В России пьеса «Ткачи» была издана легально только в 1917 году, после Февральской революции.

Но полицейские запреты — лучшая реклама пьесы и самая убедительная рецензия.

Наконец и берлинцы увидели исполнение «Ткачей». Премьера состоялась 26 февраля 1893 года в театре, названном «Свободная сцена» по образу своего французского собрата. Это было добровольное общество, в котором ставились спектакли, запрещенные цензурой для широкой публики. Общество считалось закрытым, и посещать спектакли могли немногие.

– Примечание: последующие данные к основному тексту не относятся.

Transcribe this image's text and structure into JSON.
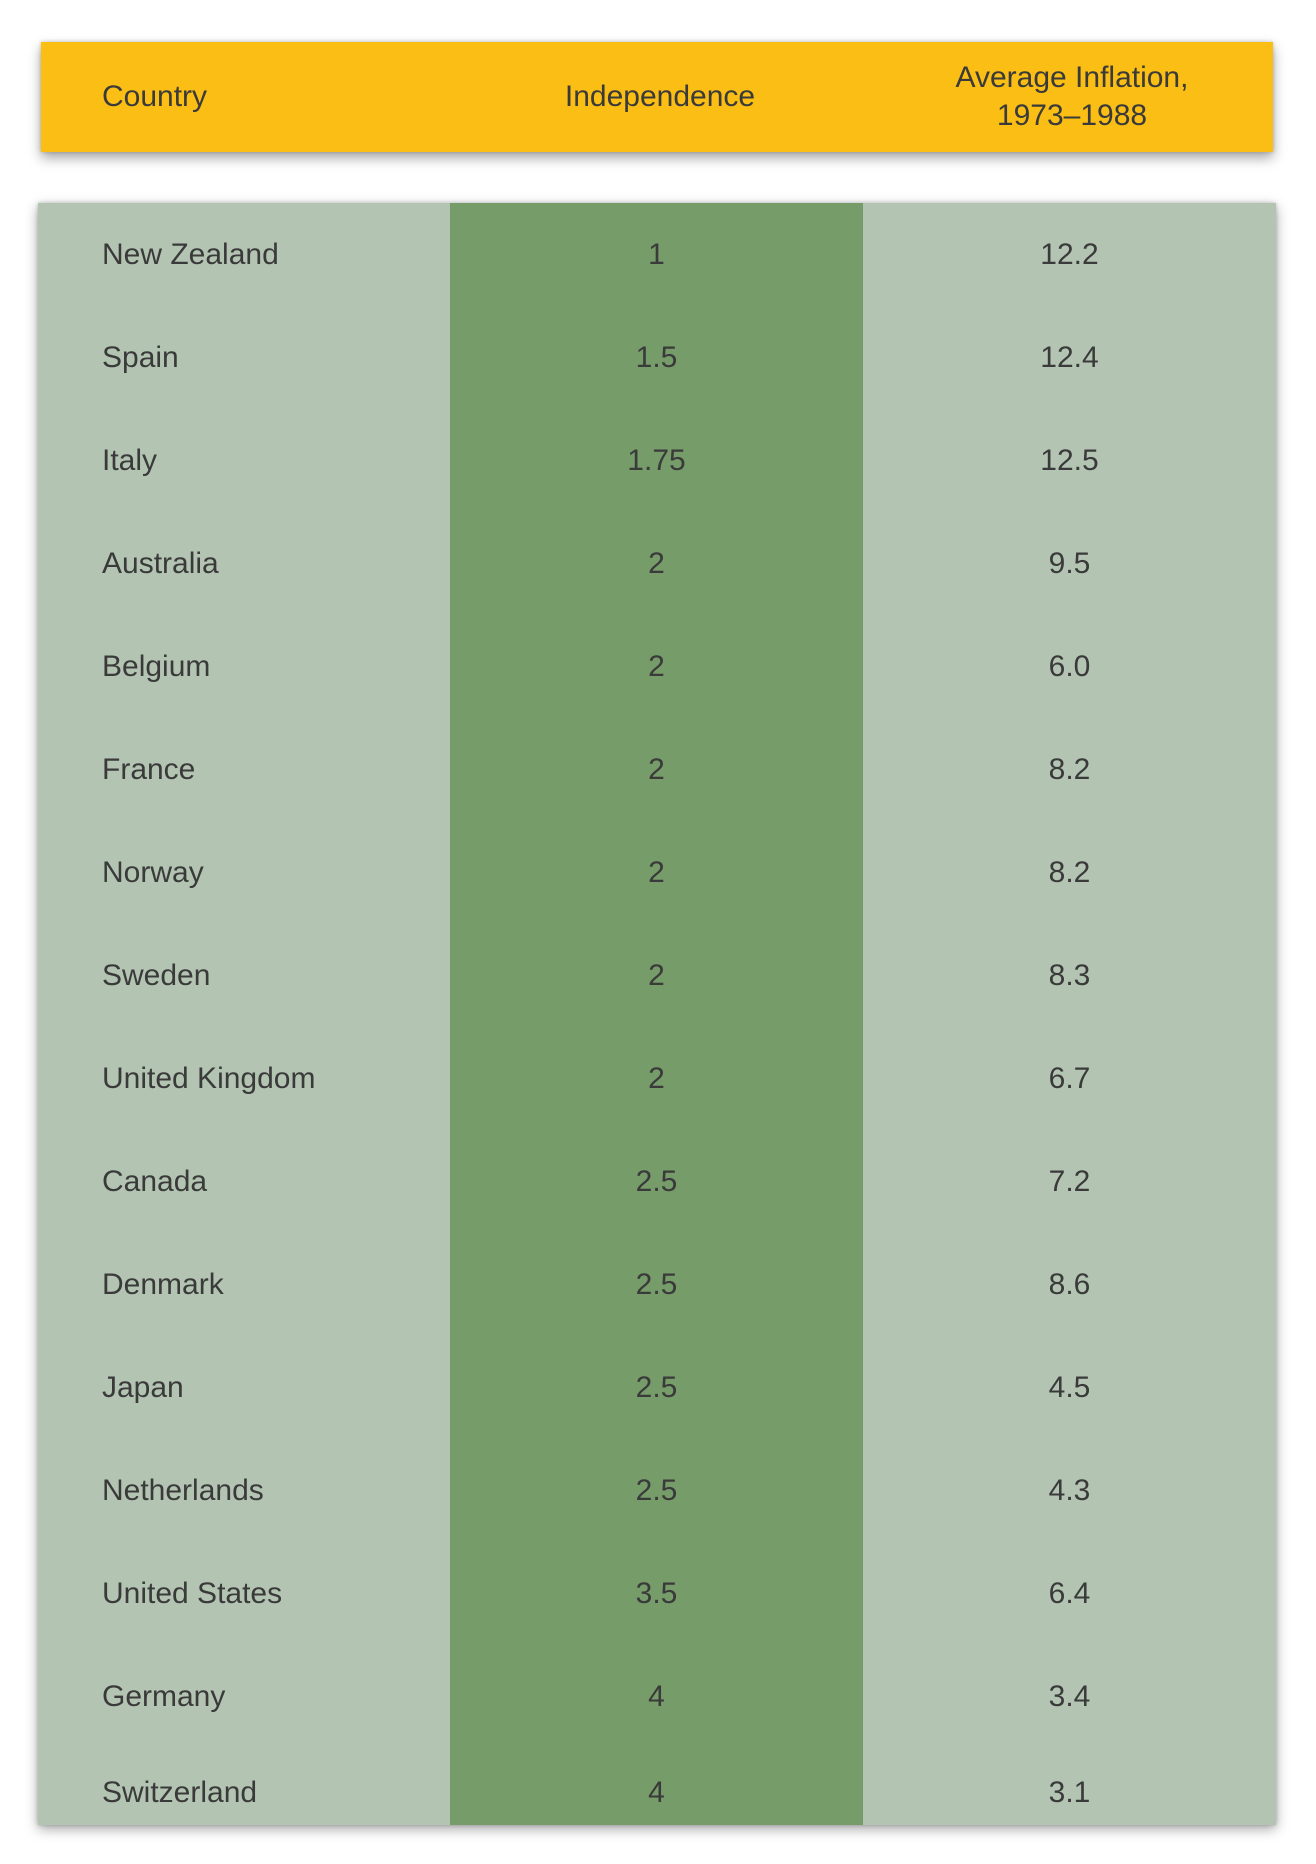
{
  "header": {
    "country": "Country",
    "independence": "Independence",
    "inflation_line1": "Average Inflation,",
    "inflation_line2": "1973–1988"
  },
  "rows": [
    {
      "country": "New Zealand",
      "independence": "1",
      "inflation": "12.2"
    },
    {
      "country": "Spain",
      "independence": "1.5",
      "inflation": "12.4"
    },
    {
      "country": "Italy",
      "independence": "1.75",
      "inflation": "12.5"
    },
    {
      "country": "Australia",
      "independence": "2",
      "inflation": "9.5"
    },
    {
      "country": "Belgium",
      "independence": "2",
      "inflation": "6.0"
    },
    {
      "country": "France",
      "independence": "2",
      "inflation": "8.2"
    },
    {
      "country": "Norway",
      "independence": "2",
      "inflation": "8.2"
    },
    {
      "country": "Sweden",
      "independence": "2",
      "inflation": "8.3"
    },
    {
      "country": "United Kingdom",
      "independence": "2",
      "inflation": "6.7"
    },
    {
      "country": "Canada",
      "independence": "2.5",
      "inflation": "7.2"
    },
    {
      "country": "Denmark",
      "independence": "2.5",
      "inflation": "8.6"
    },
    {
      "country": "Japan",
      "independence": "2.5",
      "inflation": "4.5"
    },
    {
      "country": "Netherlands",
      "independence": "2.5",
      "inflation": "4.3"
    },
    {
      "country": "United States",
      "independence": "3.5",
      "inflation": "6.4"
    },
    {
      "country": "Germany",
      "independence": "4",
      "inflation": "3.4"
    },
    {
      "country": "Switzerland",
      "independence": "4",
      "inflation": "3.1"
    }
  ],
  "colors": {
    "header_bg": "#fbbe14",
    "row_bg": "#b3c5b2",
    "mid_column_bg": "#769c69",
    "text": "#3a3a3a"
  }
}
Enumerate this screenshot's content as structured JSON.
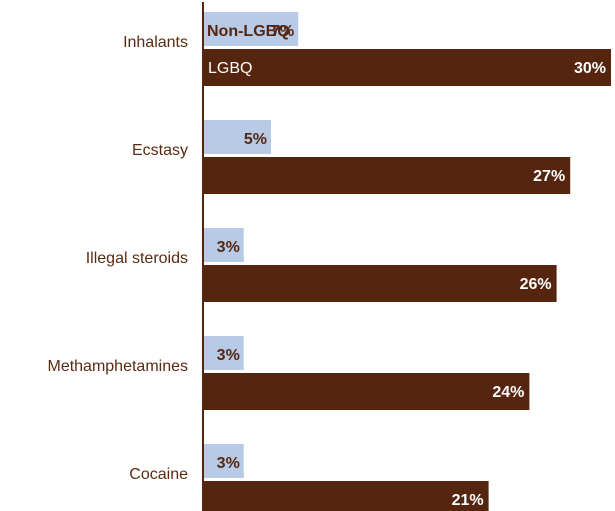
{
  "chart_data": {
    "type": "bar",
    "orientation": "horizontal",
    "categories": [
      "Inhalants",
      "Ecstasy",
      "Illegal steroids",
      "Methamphetamines",
      "Cocaine"
    ],
    "series": [
      {
        "name": "Non-LGBQ",
        "values": [
          7,
          5,
          3,
          3,
          3
        ],
        "labels": [
          "7%",
          "5%",
          "3%",
          "3%",
          "3%"
        ],
        "color": "#b8cbe6"
      },
      {
        "name": "LGBQ",
        "values": [
          30,
          27,
          26,
          24,
          21
        ],
        "labels": [
          "30%",
          "27%",
          "26%",
          "24%",
          "21%"
        ],
        "color": "#552510"
      }
    ],
    "xlim": [
      0,
      30
    ],
    "title": "",
    "xlabel": "",
    "ylabel": "",
    "legend": "inline on first bars",
    "grid": false
  },
  "colors": {
    "category_text": "#5a2b12",
    "axis": "#552510",
    "label_on_light": "#552510",
    "label_on_dark": "#ffffff"
  }
}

В зрительном зале была и Кэте Кольвиц. Она после вспоминала:

«Большое событие произошло в это время: премьера гауптмановских «Ткачей» на «Свободной сцене». Спектакль был днем. Кто мне достал билет, теперь уж я не знаю. Моего мужа задержала работа, но я была там, сгорая от нетерпения и предвкушения радости. Впечатление было потрясающим. Участвовали лучшие актеры. Эльза Леман играла молодую жену ткача в последнем акте. Вечером Гауптмана чествовали, и он был поднят на щит, как вождь молодежи».